Iolite is the gem variety of the mineral Cordierite. When the mineral is transparent and of gem quality, it is known as "iolite" in the gem. It describes the transparent to the translucent form of Cordierite, which has an appearance similar to sapphire and tanzanite. Cordierite is a silicate mineral that is found in metamorphic and igneous rocks.
Iolite can be light to deep blue, and usually has a purplish tinge to it and is one of the most strongly pleochroic minerals. Usually transparent, iolite sometimes contains inclusions that cause attractive phenomena. Iolite is strongly pleochroic and will exhibit a different color when viewed at different angles. It is the most pleochroic gemstone, with this effect being noticeable on all transparent Iolite gemstones. A blue or violet-blue Iolite gemstone will become a duller gray or grayish-yellow when viewed at a different angle.
It is much softer than sapphires and is abundantly found in Australia (Northern Territory), Brazil, Burma, Canada (Yellowknife area of the Northwest Territories), India, Madagascar, Namibia, Sri Lanka, Tanzania, and the United States (Connecticut).

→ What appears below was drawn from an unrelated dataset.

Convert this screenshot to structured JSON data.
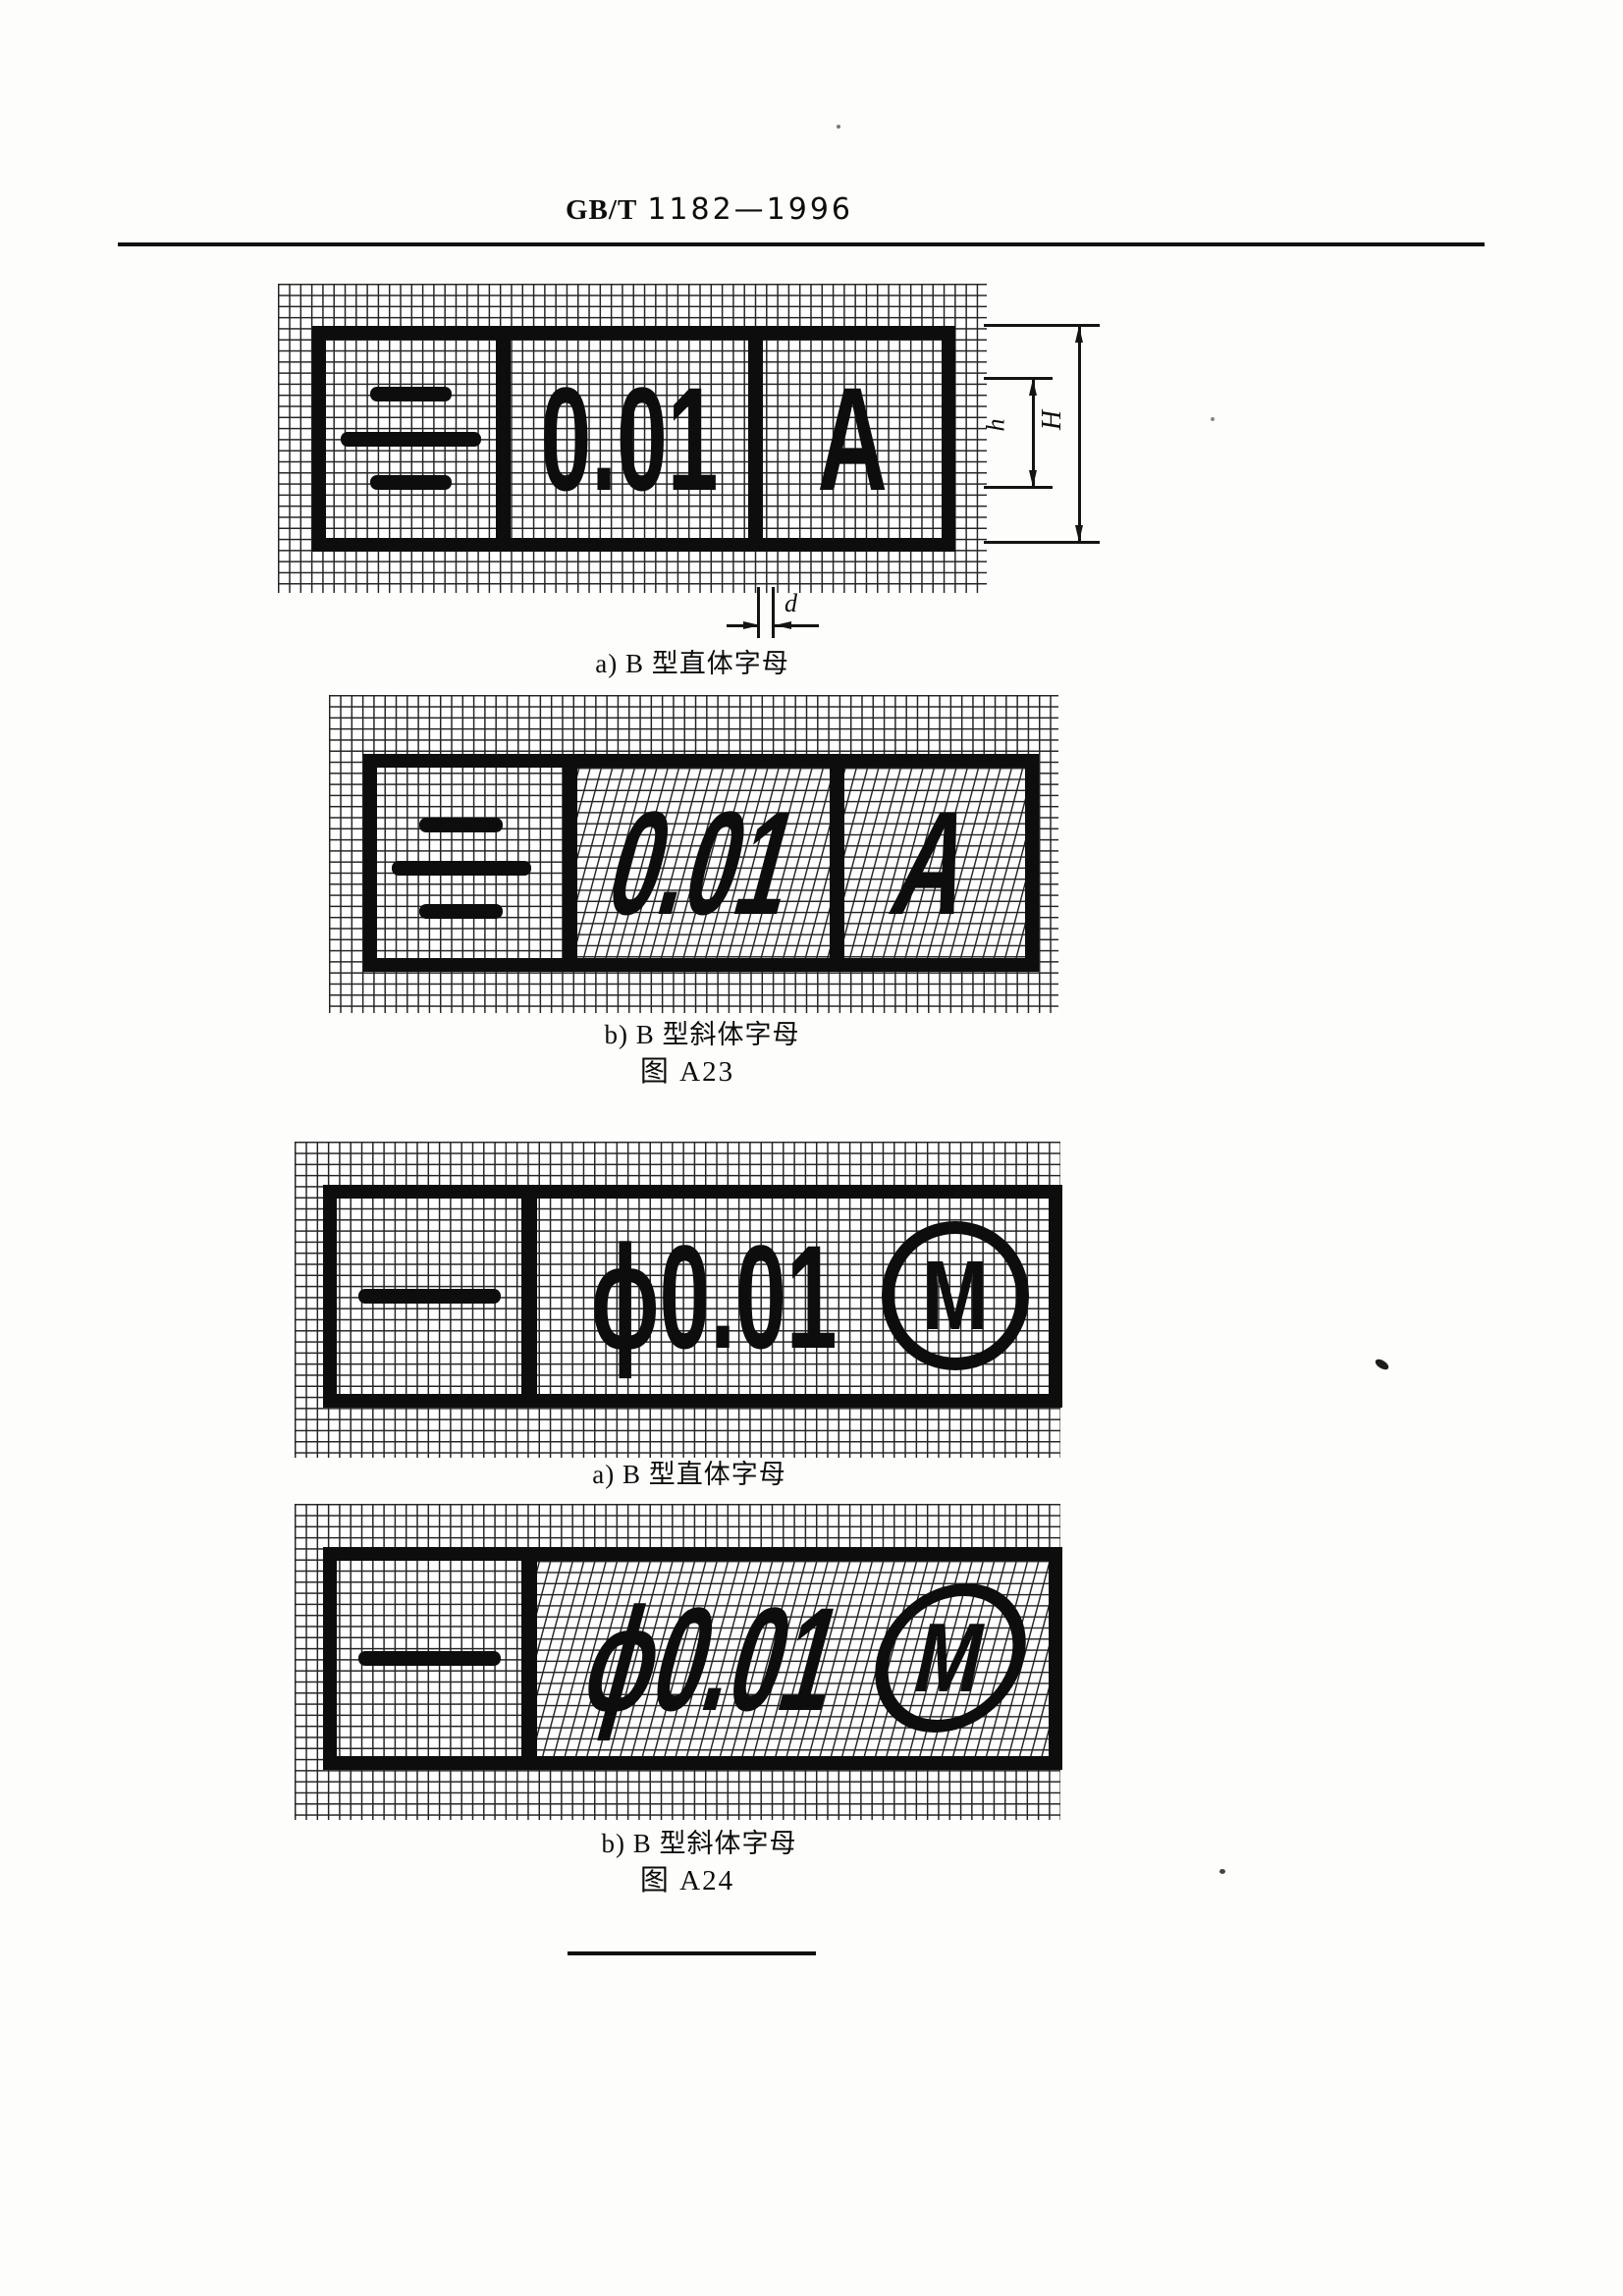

Cordierite, which was discovered in 1813, in specimens from Níjar, Almería (Spain) is named after the French geologist Louis Cordier from the Greek word for "violet", alluding to the purplish tinge often exhibited by this gemstone. The name "iolite" comes from the Greek word for violet. Another old name is dichroite, a Greek word meaning "two-colored rock", a reference to cordierite's strong pleochroism. It has also been called "water-sapphire" and "Vikings' Compass" because of its usefulness in determining the direction of the sun on overcast days, the Vikings have used it for this purpose.
Iolite is the gemstone for the 21st wedding anniversary.